Duch is an example of what I call a man-system – someone who has relinquished their own identity and adopted that of the ideological system they grew up in. The same is true of Pascal Simbikangwa, who I also assessed and who is in prison for his role in the Rwandan genocide. They don’t fit any known psychiatric category. Their behaviour can only be understood in the geopolitical or historical context in which it arose.
What are the main characteristics of such individuals?
A strong sense of group belonging and duty, and an ability to compartmentalise. Duch was capable of talking normally about his family one minute and discussing his “work” at S-21 the next. It wasn’t easy for him to torture, he told us, yet he trained youngsters to do it. When he expressed regret, it was on behalf of the Khmer Rouge, not himself. At one point I asked, “What happened to your conscience?” He replied he didn’t understand the question.

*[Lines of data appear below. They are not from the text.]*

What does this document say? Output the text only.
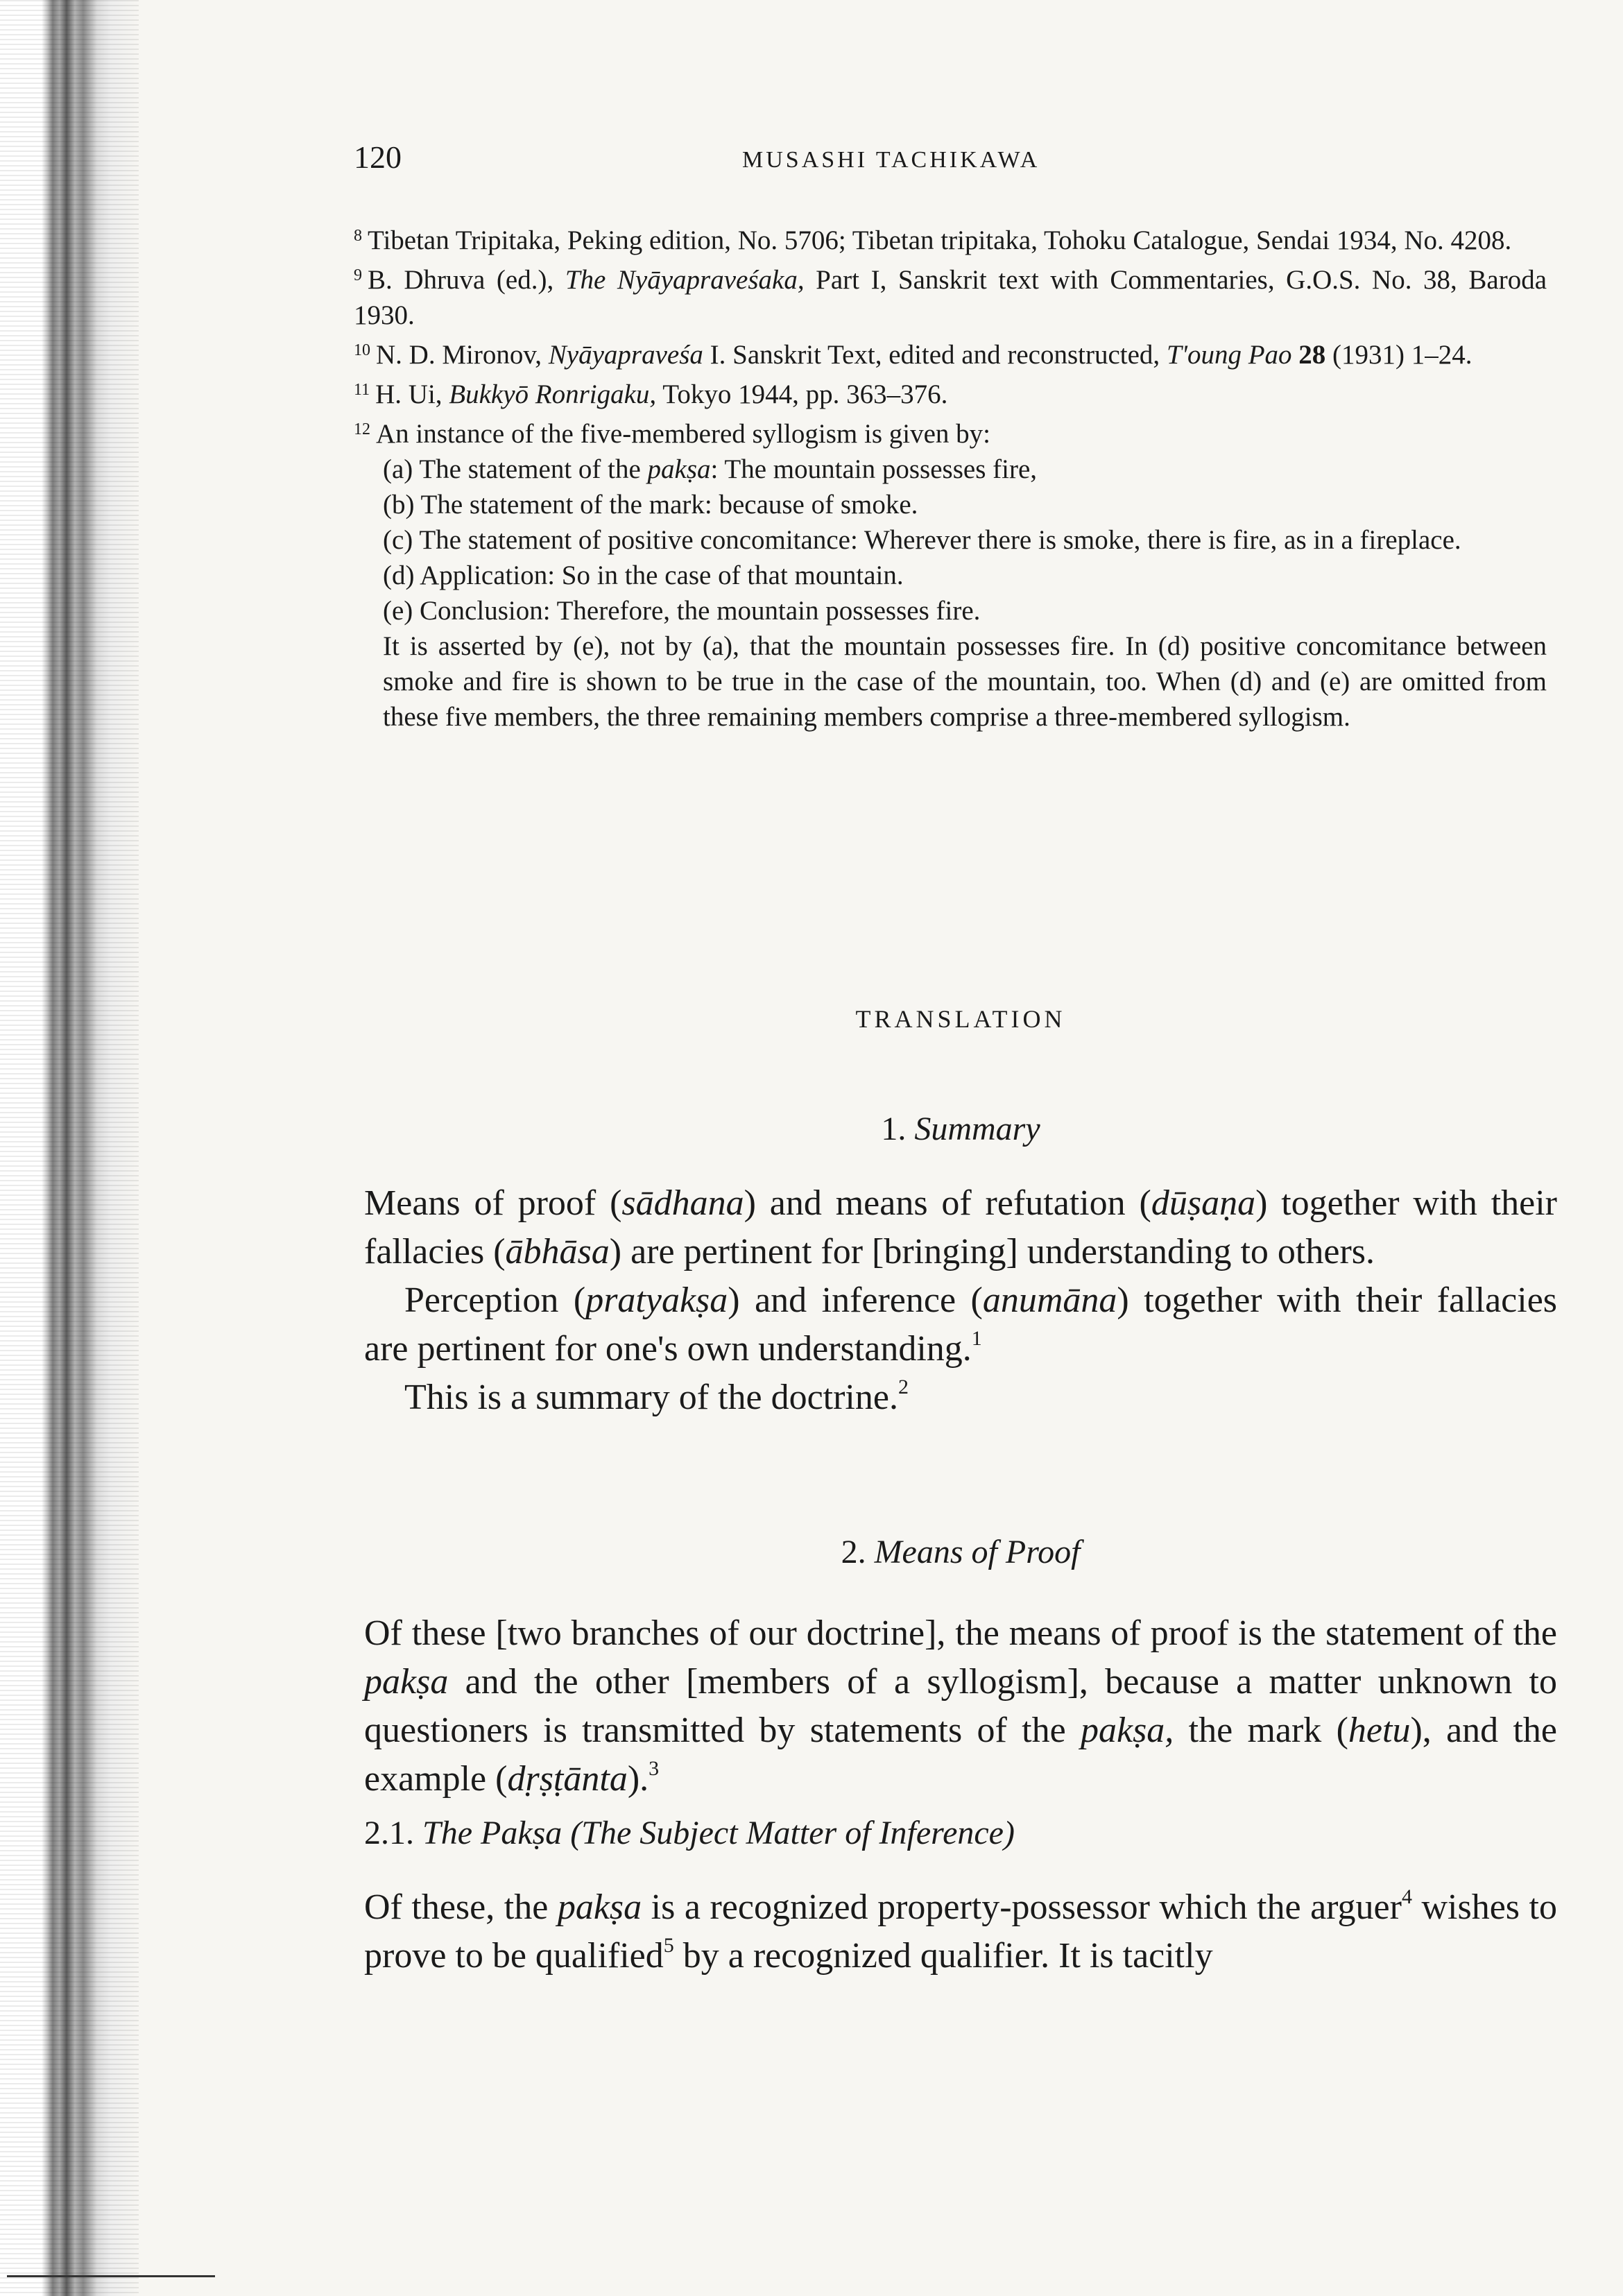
120	MUSASHI TACHIKAWA

$^8$ Tibetan Tripitaka, Peking edition, No. 5706; Tibetan tripitaka, Tohoku Catalogue, Sendai 1934, No. 4208.

$^9$ B. Dhruva (ed.), The Nyāyapraveśaka, Part I, Sanskrit text with Commentaries, G.O.S. No. 38, Baroda 1930.

$^{10}$ N. D. Mironov, Nyāyapraveśa I. Sanskrit Text, edited and reconstructed, T'oung Pao 28 (1931) 1–24.

$^{11}$ H. Ui, Bukkyō Ronrigaku, Tokyo 1944, pp. 363–376.

$^{12}$ An instance of the five-membered syllogism is given by:

(a) The statement of the pakṣa: The mountain possesses fire,

(b) The statement of the mark: because of smoke.

(c) The statement of positive concomitance: Wherever there is smoke, there is fire, as in a fireplace.

(d) Application: So in the case of that mountain.

(e) Conclusion: Therefore, the mountain possesses fire.

It is asserted by (e), not by (a), that the mountain possesses fire. In (d) positive concomitance between smoke and fire is shown to be true in the case of the mountain, too. When (d) and (e) are omitted from these five members, the three remaining members comprise a three-membered syllogism.

TRANSLATION
1. Summary

Means of proof (sādhana) and means of refutation (dūṣaṇa) together with their fallacies (ābhāsa) are pertinent for [bringing] understanding to others.

Perception (pratyakṣa) and inference (anumāna) together with their fallacies are pertinent for one's own understanding.$^1$

This is a summary of the doctrine.$^2$

2. Means of Proof

Of these [two branches of our doctrine], the means of proof is the statement of the pakṣa and the other [members of a syllogism], because a matter unknown to questioners is transmitted by statements of the pakṣa, the mark (hetu), and the example (dṛṣṭānta).$^3$

2.1. The Pakṣa (The Subject Matter of Inference)

Of these, the pakṣa is a recognized property-possessor which the arguer$^4$ wishes to prove to be qualified$^5$ by a recognized qualifier. It is tacitly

That last statement’s implications set me back on my heels. Taken in isolation, without acknowledging his work, this devotion to group may be taken to be a high moral attainment.
And what was its use? Horrific torture.
It’s hard not to draw parallels between Duch and the Grand Inquisitor, Torquemada, as they inflicted agony & death on victims who did not conform to some group requirement. I suppose to an anthropologist, trained to abstractly examine human culture, this is no surprise, but for me it’s a startling descent into the amoral enterprise of group competition, where failure often means extinguishment.

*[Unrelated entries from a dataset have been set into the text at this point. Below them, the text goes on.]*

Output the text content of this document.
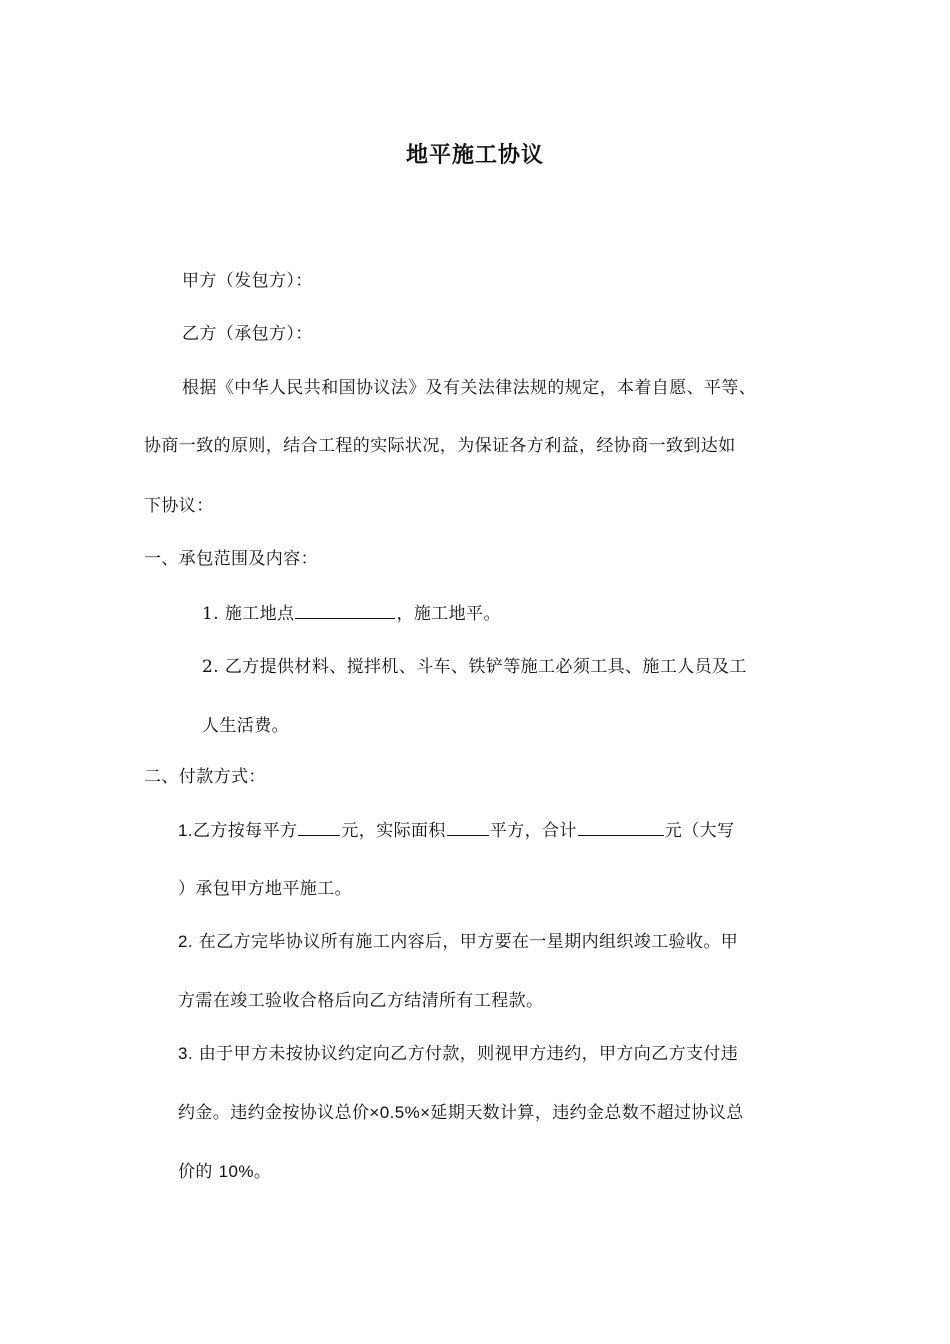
地平施工协议
甲方（发包方）：
乙方（承包方）：
根据《中华人民共和国协议法》及有关法律法规的规定，本着自愿、平等、
协商一致的原则，结合工程的实际状况，为保证各方利益，经协商一致到达如
下协议：
一、承包范围及内容：
1. 施工地点	，施工地平。
2. 乙方提供材料、搅拌机、斗车、铁铲等施工必须工具、施工人员及工
人生活费。
二、付款方式：
1.乙方按每平方	元，实际面积	平方，合计	元（大写
）承包甲方地平施工。
2. 在乙方完毕协议所有施工内容后，甲方要在一星期内组织竣工验收。甲
方需在竣工验收合格后向乙方结清所有工程款。
3. 由于甲方未按协议约定向乙方付款，则视甲方违约，甲方向乙方支付违
约金。违约金按协议总价×0.5%×延期天数计算，违约金总数不超过协议总
价的 10%。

And yet, the existence of such torture, and the inevitable public knowledge of same, must inevitably tear upon the nerves of the public. Because of the perception – false that it may be – of the high efficacy of torture, the knowledge that it may be turned on members of the group, rather than outsiders and apostates, its use is inevitable in intra-group situations. And why? While someone like Duch may have managed to submerge self & ego to the greater entity of the group, most others do not. Human ambition will exist, and the stronger it may be, the more likely it will use those tools that come to hand to achieve a superior position.
Thus, the group’s tool may rip that group apart.
Still, I find Duch’s statement unsettling.